Talking therapies could help those with type 1 diabetes

New research at King’s College Hospital NHS Foundation Trust is looking to understand whether talking therapies can be used to improve the health of some people with type 1 diabetes.

DiabetesWhen patients with type 1 diabetes eat, they inject insulin to reduce glucose in their blood to a safe level.

However, if too much insulin is injected, it can lead to hypoglycaemia - dangerously low levels of glucose in the blood. Someone suffering from hypoglycaemia can become dizzy, giggly, confused and will eventually become unconscious. In extreme cases they may suffer from seizures or even die.

Most patients with type 1 diabetes experience some hypoglycaemia and can recognise the symptoms. But one in ten lose the ability to recognise mild hypoglycaemia and suffer from severe episodes regularly; some may experience this at least once a day.

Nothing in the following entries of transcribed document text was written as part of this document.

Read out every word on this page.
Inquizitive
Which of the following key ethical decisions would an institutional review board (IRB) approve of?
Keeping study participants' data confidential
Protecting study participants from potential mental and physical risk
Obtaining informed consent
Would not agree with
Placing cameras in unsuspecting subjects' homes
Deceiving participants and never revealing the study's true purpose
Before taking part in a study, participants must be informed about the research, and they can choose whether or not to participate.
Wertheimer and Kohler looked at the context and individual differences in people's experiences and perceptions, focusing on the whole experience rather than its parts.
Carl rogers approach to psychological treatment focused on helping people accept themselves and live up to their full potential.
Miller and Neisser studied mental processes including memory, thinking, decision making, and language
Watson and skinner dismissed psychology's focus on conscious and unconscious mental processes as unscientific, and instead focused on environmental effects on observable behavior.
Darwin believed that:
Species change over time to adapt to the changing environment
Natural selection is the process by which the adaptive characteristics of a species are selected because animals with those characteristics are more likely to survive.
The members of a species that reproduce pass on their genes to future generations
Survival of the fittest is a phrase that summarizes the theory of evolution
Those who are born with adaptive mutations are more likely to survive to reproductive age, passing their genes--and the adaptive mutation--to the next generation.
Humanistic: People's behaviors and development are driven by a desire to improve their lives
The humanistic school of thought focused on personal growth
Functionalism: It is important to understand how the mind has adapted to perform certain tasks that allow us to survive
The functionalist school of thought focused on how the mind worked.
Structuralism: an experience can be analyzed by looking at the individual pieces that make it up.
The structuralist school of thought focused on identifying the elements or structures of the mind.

New research by Professor Stephanie Amiel and Dr Pratik Choudhary is aimed at understanding more about why these people struggle to avoid severe hypoglycaemia.

Professor Amiel said:

When the brain doesn’t have enough glucose, the body has a stress response. This response includes a negative reaction, so that the person does everything they can to avoid it happening again. However, if a person regularly has hypoglycaemic episodes, over time the brain stops recognising it. It no longer produces a stress response or symptoms, It may also no longer recognise the hypoglycaemia as being bad.

As part of their research Professor Amiel and Dr Choudhary looked at brain scans of patients who have frequent hypoglycaemic episodes.

Professor Amiel said:

The scans revealed those patients who had poor awareness of hypoglycaemia did not have a negative emotional response, as would be expected when the body is going through a stressful situation like this.
Because they did not have the negative reaction, those people found it hard to adjust their diabetes management, even when close monitoring of their blood revealed that their insulin levels were too high for them. They did not prioritise avoiding hypoglycaemia, in part because it did not feel bad for them.

Professor Amiel and Dr Choudhary are now looking at whether a form of therapy based on psychological approaches can help.

King’s College Hospital NHS Foundation Trust has also been awarded €1.5million of a €27million EU grant to assess the impact on people of hypoglycaemic episodes. Part of this research will look at the effect on people with type 2 diabetes, who can suffer from severe hypoglycaemia if they have had their diabetes for a number of years.